The shekel remains fragile after a sharp two-day sell-off inspired by the adoption of a key element of the government's judicial overhaul, despite finding some reassurance in the lack of credit-rating action after Moody's said it would release a special unscheduled report on Israel yesterday.

  • USD/ILS has edged higher this morning but is yet to test yesterday's high (3.7232), last changing hands +110 pips at 3.7078. A break above Jun 30 high of 3.7308 would bring Jun 2 cycle high of 3.7551 into view. Implied volatilities remain elevated, holding gains from the past two days, with one-month tenor seen at its best levels since mid-April. Meanwhile, Israel's benchmark TA-35 Index sits 2.4% on the day, reducing yesterday's loss.

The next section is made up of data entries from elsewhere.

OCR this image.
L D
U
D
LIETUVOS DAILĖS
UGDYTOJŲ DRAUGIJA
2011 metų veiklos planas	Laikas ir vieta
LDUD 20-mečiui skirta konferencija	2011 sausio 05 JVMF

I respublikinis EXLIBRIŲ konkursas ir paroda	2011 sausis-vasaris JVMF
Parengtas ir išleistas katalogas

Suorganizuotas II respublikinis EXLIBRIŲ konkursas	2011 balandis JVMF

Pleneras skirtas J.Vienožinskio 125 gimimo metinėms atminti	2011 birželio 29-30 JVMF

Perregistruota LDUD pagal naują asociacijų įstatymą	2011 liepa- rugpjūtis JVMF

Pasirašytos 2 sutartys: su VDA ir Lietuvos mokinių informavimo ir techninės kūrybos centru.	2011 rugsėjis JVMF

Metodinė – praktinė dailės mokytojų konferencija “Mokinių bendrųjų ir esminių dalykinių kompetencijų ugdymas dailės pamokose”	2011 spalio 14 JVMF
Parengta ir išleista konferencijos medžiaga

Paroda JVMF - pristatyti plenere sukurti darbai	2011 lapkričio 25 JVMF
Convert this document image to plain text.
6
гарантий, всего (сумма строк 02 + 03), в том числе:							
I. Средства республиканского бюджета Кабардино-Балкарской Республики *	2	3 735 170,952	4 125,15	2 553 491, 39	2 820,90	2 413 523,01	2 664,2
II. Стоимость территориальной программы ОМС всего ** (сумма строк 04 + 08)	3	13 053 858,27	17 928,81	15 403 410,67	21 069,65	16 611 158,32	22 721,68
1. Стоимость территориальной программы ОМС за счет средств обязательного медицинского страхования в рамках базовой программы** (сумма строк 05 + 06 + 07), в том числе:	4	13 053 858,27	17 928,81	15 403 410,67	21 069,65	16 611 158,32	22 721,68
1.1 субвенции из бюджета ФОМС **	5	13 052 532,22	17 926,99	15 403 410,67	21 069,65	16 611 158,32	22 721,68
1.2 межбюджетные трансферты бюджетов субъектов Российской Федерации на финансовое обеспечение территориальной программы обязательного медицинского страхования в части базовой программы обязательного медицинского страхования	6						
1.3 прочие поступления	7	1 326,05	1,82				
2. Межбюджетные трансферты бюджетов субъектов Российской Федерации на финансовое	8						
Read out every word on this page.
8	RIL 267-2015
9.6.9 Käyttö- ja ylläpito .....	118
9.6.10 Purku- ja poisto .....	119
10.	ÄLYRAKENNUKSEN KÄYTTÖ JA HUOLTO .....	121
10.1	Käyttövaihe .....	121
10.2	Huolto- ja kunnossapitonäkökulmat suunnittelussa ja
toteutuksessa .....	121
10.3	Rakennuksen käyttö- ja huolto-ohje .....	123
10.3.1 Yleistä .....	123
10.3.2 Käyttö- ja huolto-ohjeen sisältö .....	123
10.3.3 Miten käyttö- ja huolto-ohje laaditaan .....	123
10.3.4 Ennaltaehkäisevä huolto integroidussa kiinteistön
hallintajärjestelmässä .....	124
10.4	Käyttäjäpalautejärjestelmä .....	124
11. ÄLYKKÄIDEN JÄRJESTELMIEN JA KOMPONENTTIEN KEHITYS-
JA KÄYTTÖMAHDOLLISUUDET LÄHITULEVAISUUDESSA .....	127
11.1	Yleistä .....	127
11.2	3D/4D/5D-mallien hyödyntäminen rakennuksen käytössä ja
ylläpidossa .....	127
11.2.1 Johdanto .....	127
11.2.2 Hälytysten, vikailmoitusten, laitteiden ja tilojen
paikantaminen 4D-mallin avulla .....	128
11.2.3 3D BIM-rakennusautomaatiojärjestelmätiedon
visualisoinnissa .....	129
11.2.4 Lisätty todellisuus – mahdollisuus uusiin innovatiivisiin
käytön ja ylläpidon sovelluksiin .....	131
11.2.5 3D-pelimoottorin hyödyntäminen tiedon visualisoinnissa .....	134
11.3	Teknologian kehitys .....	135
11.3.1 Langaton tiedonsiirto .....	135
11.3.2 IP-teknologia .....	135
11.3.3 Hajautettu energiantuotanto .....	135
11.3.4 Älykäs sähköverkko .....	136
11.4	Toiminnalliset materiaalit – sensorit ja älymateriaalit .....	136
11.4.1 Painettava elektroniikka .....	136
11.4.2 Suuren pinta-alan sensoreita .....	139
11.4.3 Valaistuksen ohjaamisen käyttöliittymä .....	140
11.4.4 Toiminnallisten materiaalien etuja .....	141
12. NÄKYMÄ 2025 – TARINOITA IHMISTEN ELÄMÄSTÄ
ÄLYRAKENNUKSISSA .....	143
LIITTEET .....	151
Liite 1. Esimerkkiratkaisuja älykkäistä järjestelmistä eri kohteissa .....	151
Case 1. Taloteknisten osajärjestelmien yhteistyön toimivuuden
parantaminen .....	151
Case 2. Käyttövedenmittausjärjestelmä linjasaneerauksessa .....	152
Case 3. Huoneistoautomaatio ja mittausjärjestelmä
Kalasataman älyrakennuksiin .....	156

  • The rating agency warned of "negative consequences for Israel's economy and security situation" and a "significant risk" of political and social tensions after the Knesset passed the so-called "reasonableness" bill, significantly limiting judicial review of government decisions. Moody's changed Israel's credit-rating outlook to "stable" from "positive" in April, but did not announce any fresh decisions yesterday.
  • Prime Minister Benjamin Netanyahu and Finance Minister Bezalel Smotrich called the initial market reaction to their legislation a "momentary reaction," adding that "when the dust settles, it will become clear that the Israeli economy is very strong."